I clench the bag of popcorn. He is a boa and he unzips your slutty skirt and tightens his grip on your neck and he tells you that you’re a bad girl and he bites your ear and he shreds your tights and somehow he has six hands, eight hands. Your shirt is off and his jeans hit the floor and he’s inside of you—he breaks your throne and pulls your hair—and you moan as if you want that, as if you like that. You pretend to finish—there is no way you liked that—and he lifts you up like the pipe-smoking captain to your legless mermaid. That was our Normal Norman Rockwell painting at the pub and now you’re in it with him, in the cage of his arms, your marriage. He lights another cigarette and he spoons you on the sofa and his ashes hit your tits. You wince and he kisses the places where he burnt you and you do not go together. We do. He puts his butt out in your half-empty cup of coffee and he strokes your Murakami with his nicotine-stained hand, callused fingers. “All right,” he says. “Are you gonna call Layla or do you want me to?”

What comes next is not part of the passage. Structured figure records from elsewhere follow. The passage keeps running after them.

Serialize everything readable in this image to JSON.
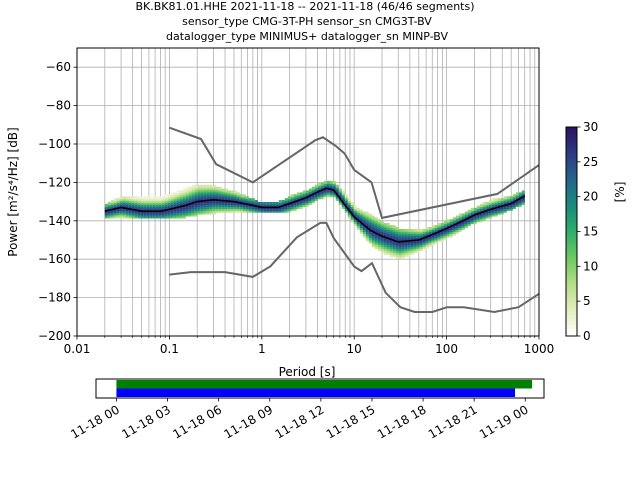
{
  "title_lines": [
    "BK.BK81.01.HHE   2021-11-18 -- 2021-11-18  (46/46 segments)",
    "sensor_type CMG-3T-PH sensor_sn CMG3T-BV",
    "datalogger_type MINIMUS+ datalogger_sn MINP-BV"
  ],
  "chart_data": [
    {
      "type": "heatmap",
      "xlabel": "Period [s]",
      "ylabel": "Power [m²/s⁴/Hz] [dB]",
      "xscale": "log",
      "xlim": [
        0.01,
        1000
      ],
      "ylim": [
        -200,
        -50
      ],
      "xticks": [
        0.01,
        0.1,
        1,
        10,
        100,
        1000
      ],
      "xtick_labels": [
        "0.01",
        "0.1",
        "1",
        "10",
        "100",
        "1000"
      ],
      "yticks": [
        -200,
        -180,
        -160,
        -140,
        -120,
        -100,
        -80,
        -60
      ],
      "ytick_labels": [
        "−200",
        "−180",
        "−160",
        "−140",
        "−120",
        "−100",
        "−80",
        "−60"
      ],
      "grid": true,
      "colorbar": {
        "label": "[%]",
        "min": 0,
        "max": 30,
        "ticks": [
          0,
          5,
          10,
          15,
          20,
          25,
          30
        ],
        "tick_labels": [
          "0",
          "5",
          "10",
          "15",
          "20",
          "25",
          "30"
        ],
        "colormap": [
          "#ffffff",
          "#e4edbd",
          "#b5dd87",
          "#6dc862",
          "#2fad6a",
          "#1b8a7d",
          "#27648c",
          "#2d3b84",
          "#2c115f"
        ]
      },
      "mode_curve": {
        "color": "#000000",
        "x": [
          0.02,
          0.03,
          0.05,
          0.08,
          0.1,
          0.15,
          0.2,
          0.3,
          0.5,
          0.8,
          1,
          1.5,
          2,
          3,
          4,
          5,
          6,
          8,
          10,
          15,
          20,
          30,
          50,
          80,
          100,
          150,
          200,
          300,
          500,
          700
        ],
        "y": [
          -135,
          -133,
          -135,
          -135,
          -134,
          -132,
          -130,
          -129,
          -130,
          -132,
          -133,
          -133,
          -131,
          -128,
          -125,
          -123,
          -124,
          -132,
          -138,
          -145,
          -148,
          -151,
          -150,
          -146,
          -144,
          -140,
          -137,
          -134,
          -131,
          -127
        ]
      },
      "noise_models": [
        {
          "name": "high",
          "color": "#666666",
          "x": [
            0.1,
            0.22,
            0.32,
            0.8,
            3.8,
            4.6,
            6.3,
            7.9,
            10,
            15.4,
            20,
            354.8,
            1000
          ],
          "y": [
            -91.5,
            -97.4,
            -110.5,
            -120,
            -98,
            -96.5,
            -101,
            -105,
            -113.5,
            -120,
            -138.5,
            -126,
            -111
          ]
        },
        {
          "name": "low",
          "color": "#666666",
          "x": [
            0.1,
            0.17,
            0.4,
            0.8,
            1.24,
            2.4,
            4.3,
            5,
            6,
            10,
            12,
            15.6,
            21.9,
            31.6,
            45,
            70,
            101,
            154,
            328,
            600,
            1000
          ],
          "y": [
            -168,
            -166.7,
            -166.7,
            -169.2,
            -163.7,
            -148.6,
            -141.1,
            -141.1,
            -149,
            -163.8,
            -166.2,
            -162.1,
            -177.5,
            -185,
            -187.5,
            -187.5,
            -185,
            -185,
            -187.5,
            -185,
            -178
          ]
        }
      ],
      "bands": [
        {
          "x": [
            0.02,
            0.03,
            0.05,
            0.08,
            0.1,
            0.15,
            0.2,
            0.3,
            0.5,
            0.8,
            1,
            1.5,
            2,
            3,
            4,
            5,
            6,
            8,
            10,
            15,
            20,
            30,
            50,
            80,
            100,
            150,
            200,
            300,
            500,
            700
          ],
          "low": [
            -138,
            -137,
            -138,
            -138,
            -138,
            -137,
            -136,
            -135,
            -135,
            -135,
            -135,
            -135,
            -134,
            -131,
            -128,
            -126,
            -127,
            -135,
            -142,
            -152,
            -156,
            -159,
            -155,
            -150,
            -148,
            -143,
            -140,
            -137,
            -133,
            -130
          ],
          "high": [
            -132,
            -128,
            -128,
            -128,
            -127,
            -124,
            -122,
            -123,
            -126,
            -130,
            -132,
            -131,
            -128,
            -125,
            -122,
            -120,
            -121,
            -128,
            -134,
            -138,
            -142,
            -145,
            -146,
            -143,
            -141,
            -137,
            -134,
            -130,
            -128,
            -125
          ]
        }
      ]
    },
    {
      "type": "timeline",
      "x_ticks": [
        "11-18 00",
        "11-18 03",
        "11-18 06",
        "11-18 09",
        "11-18 12",
        "11-18 15",
        "11-18 18",
        "11-18 21",
        "11-19 00"
      ],
      "x_range_hours": [
        -1.2,
        25.1
      ],
      "segments": [
        {
          "color": "#008000",
          "start_hour": 0,
          "end_hour": 24.4
        },
        {
          "color": "#0000ff",
          "start_hour": 0,
          "end_hour": 23.4
        }
      ]
    }
  ]
}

You laugh like that was funny and you sigh. “Oh come on, Phil. We both know that you’re not gonna call. Can you do tomorrow at one?”
He squeezes you in a way I never have, with his arms and his legs. “I’ll do whatever you want me to do, Emmy. You’re my girl. I’d die without you. You know that, right?”
You’re gonna let him fuck you again—you’re the second set of teeth—and I turn off my TV but I still see him—the thorns hide in the wreath—and spicy kernels tickle my throat. I choke and up comes all that indigestible popcorn, shooting out of my mouth, and I can’t move, I can’t breathe, I just die underneath.